With Brexit talks ongoing (another farce featuring four years of false “deadlines”) the Bank of England was spared the drama of having to immediately put out a kitchen fire. The BOE kept it all unchanged. The bank’s economic projections still assume there’s a free trade agreement ready when the calendar flips. Last month, the BOE upped its QE program by more than expected and on Thursday extended an emergency loan facility for businesses to October of 2021.

“The MPC’s central projections in the November Monetary Policy Report assumed that the pandemic would weigh on near-term spending to a greater extent than projected in the August Report, given new restrictions announced in October in response to rising virus cases,” the bank reminded folks.

“UK GDP was projected to decline in 2020 Q4, and then pick up as restrictions were assumed to loosen,” the December statement went on to say, adding that “recent global activity has been affected by the increase in COVID cases and associated re-imposition of restrictions [and] UK-weighted global GDP growth in 2020 Q4 is likely to be a little weaker than expected at the time of the November Report.” As a reminder, the figure (below) illustrates what was “expected” as of early last month.
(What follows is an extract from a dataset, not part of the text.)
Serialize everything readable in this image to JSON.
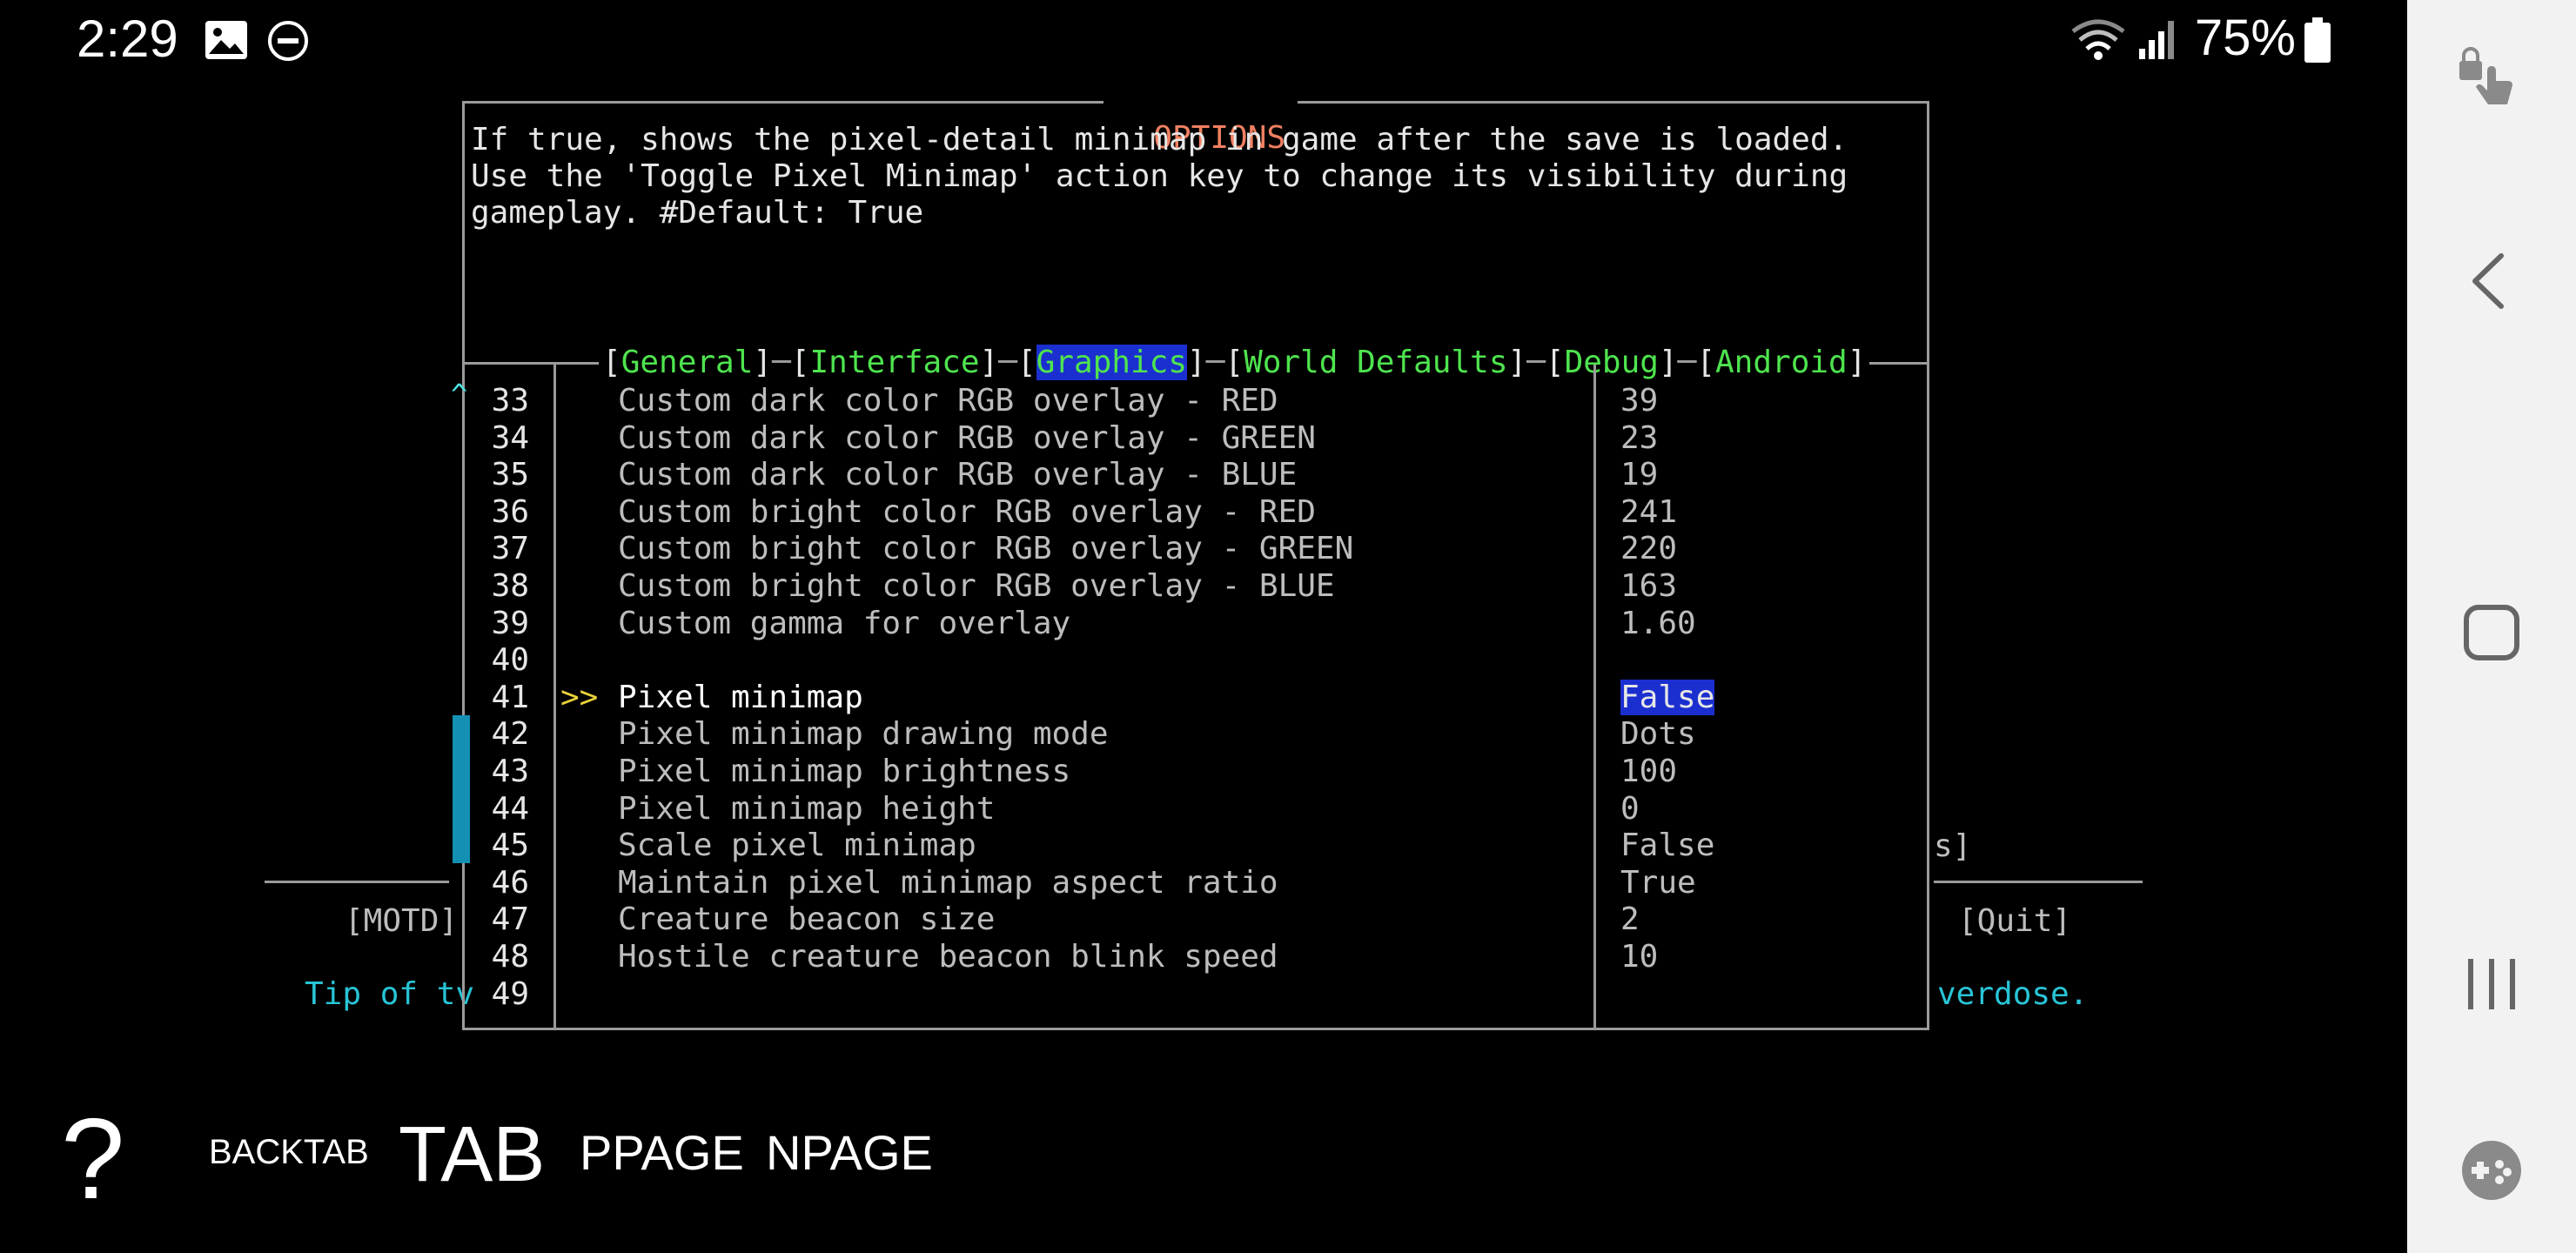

The language around Brexit discussions Thursday sounded quite a bit like the soundbites out of D.C., with Michel Barnier talking up the likelihood of a deal while warning on “last stumbling blocks.” Parliament went into recess Thursday, but that’s no obstacle, Boris Johnson assures you.

“Parliament has long shown it can move at pace and the country would expect nothing less,” Downing Street remarked, in a statement. The pound hit a two-and-a-half-year high.

Equities looked to move higher and the dollar fell hard following the Fed meeting. Bitcoin, meanwhile, touched $23,256.92.

The correlation with gold has collapsed. All you can do is laugh.

Oh, and Emmanuel Macron has COVID-19. (How’s that for a non sequitur?)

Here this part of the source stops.